Personal information
- Full name: John Saunders
- Place of birth: Newport, Wales
- Position: Centre back

Youth career
- Birmingham City

Senior career*
- Years: Team / Apps / (Gls)
- 1970–1971: Newport County / 30
- 1971–1972: Leeds United / 0 / (0)
- 1972–1976: Walsall / 99 / (2)

= John Saunders (footballer, born Newport) =

Welsh footballer

John Saunders (born 1950) is a former professional footballer, who played for Newport County, Leeds United, and Walsall.

==Career==

Saunders was a Welsh schoolboy international and in 1966 Birmingham City beat four other clubs to sign him, a promise to let him train as a carpenter sealing the deal. He played in the both legs of the 1966–67 FA Youth Cup final defeat to Sunderland. He did not however break through into the first team and in 1970 joined his hometown club Newport County.

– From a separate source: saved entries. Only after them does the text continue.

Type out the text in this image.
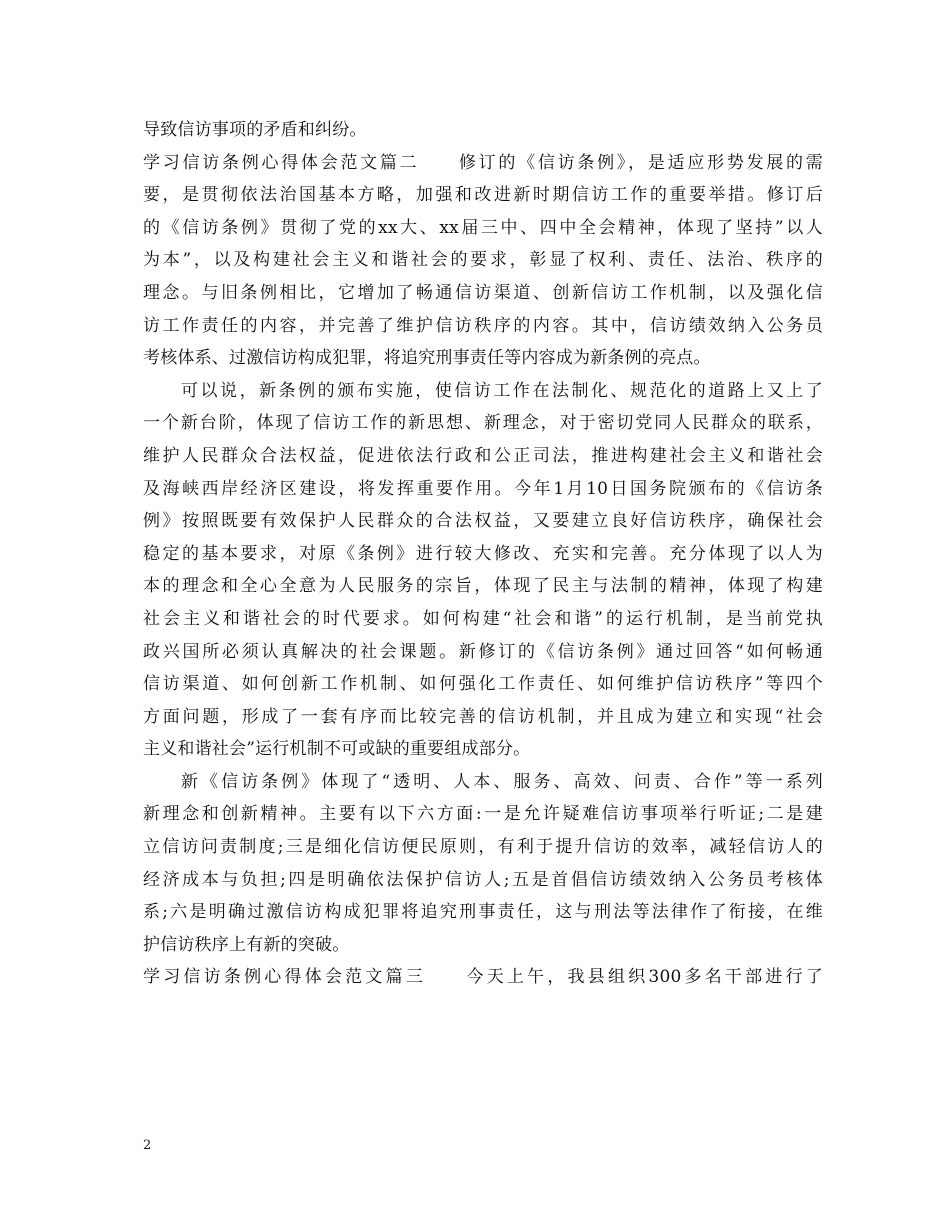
导致信访事项的矛盾和纠纷。
学习信访条例心得体会范文篇二　　修订的《信访条例》，是适应形势发展的需
要，是贯彻依法治国基本方略，加强和改进新时期信访工作的重要举措。修订后
的《信访条例》贯彻了党的xx大、xx届三中、四中全会精神，体现了坚持”以人
为本”，以及构建社会主义和谐社会的要求，彰显了权利、责任、法治、秩序的
理念。与旧条例相比，它增加了畅通信访渠道、创新信访工作机制，以及强化信
访工作责任的内容，并完善了维护信访秩序的内容。其中，信访绩效纳入公务员
考核体系、过激信访构成犯罪，将追究刑事责任等内容成为新条例的亮点。
可以说，新条例的颁布实施，使信访工作在法制化、规范化的道路上又上了
一个新台阶，体现了信访工作的新思想、新理念，对于密切党同人民群众的联系，
维护人民群众合法权益，促进依法行政和公正司法，推进构建社会主义和谐社会
及海峡西岸经济区建设，将发挥重要作用。今年1月10日国务院颁布的《信访条
例》按照既要有效保护人民群众的合法权益，又要建立良好信访秩序，确保社会
稳定的基本要求，对原《条例》进行较大修改、充实和完善。充分体现了以人为
本的理念和全心全意为人民服务的宗旨，体现了民主与法制的精神，体现了构建
社会主义和谐社会的时代要求。如何构建“社会和谐”的运行机制，是当前党执
政兴国所必须认真解决的社会课题。新修订的《信访条例》通过回答“如何畅通
信访渠道、如何创新工作机制、如何强化工作责任、如何维护信访秩序”等四个
方面问题，形成了一套有序而比较完善的信访机制，并且成为建立和实现“社会
主义和谐社会”运行机制不可或缺的重要组成部分。
新《信访条例》体现了“透明、人本、服务、高效、问责、合作”等一系列
新理念和创新精神。主要有以下六方面:一是允许疑难信访事项举行听证;二是建
立信访问责制度;三是细化信访便民原则，有利于提升信访的效率，减轻信访人的
经济成本与负担;四是明确依法保护信访人;五是首倡信访绩效纳入公务员考核体
系;六是明确过激信访构成犯罪将追究刑事责任，这与刑法等法律作了衔接，在维
护信访秩序上有新的突破。
学习信访条例心得体会范文篇三　　今天上午，我县组织300多名干部进行了
2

After a season with County, during which he made 30 appearances, he was picked up by Leeds United, who watched him in six of those games, as an understudy to Jack Charlton, at a fee reported as being as £7,000 (plus add-ons for appearances) and £12,000.

However Saunders was injured in a reserve match soon after joining United, and Leeds signed Roy Ellam as cover for Charlton instead, leaving Saunders surplus to requirements. In October 1972 therefore Football League Third Division leaders Walsall signed Saunders for "a small fee".

Saunders was a Walsall regular until the 1975–76 season, losing his place towards the end to Roger Fry, and he left professional football at the end of the season.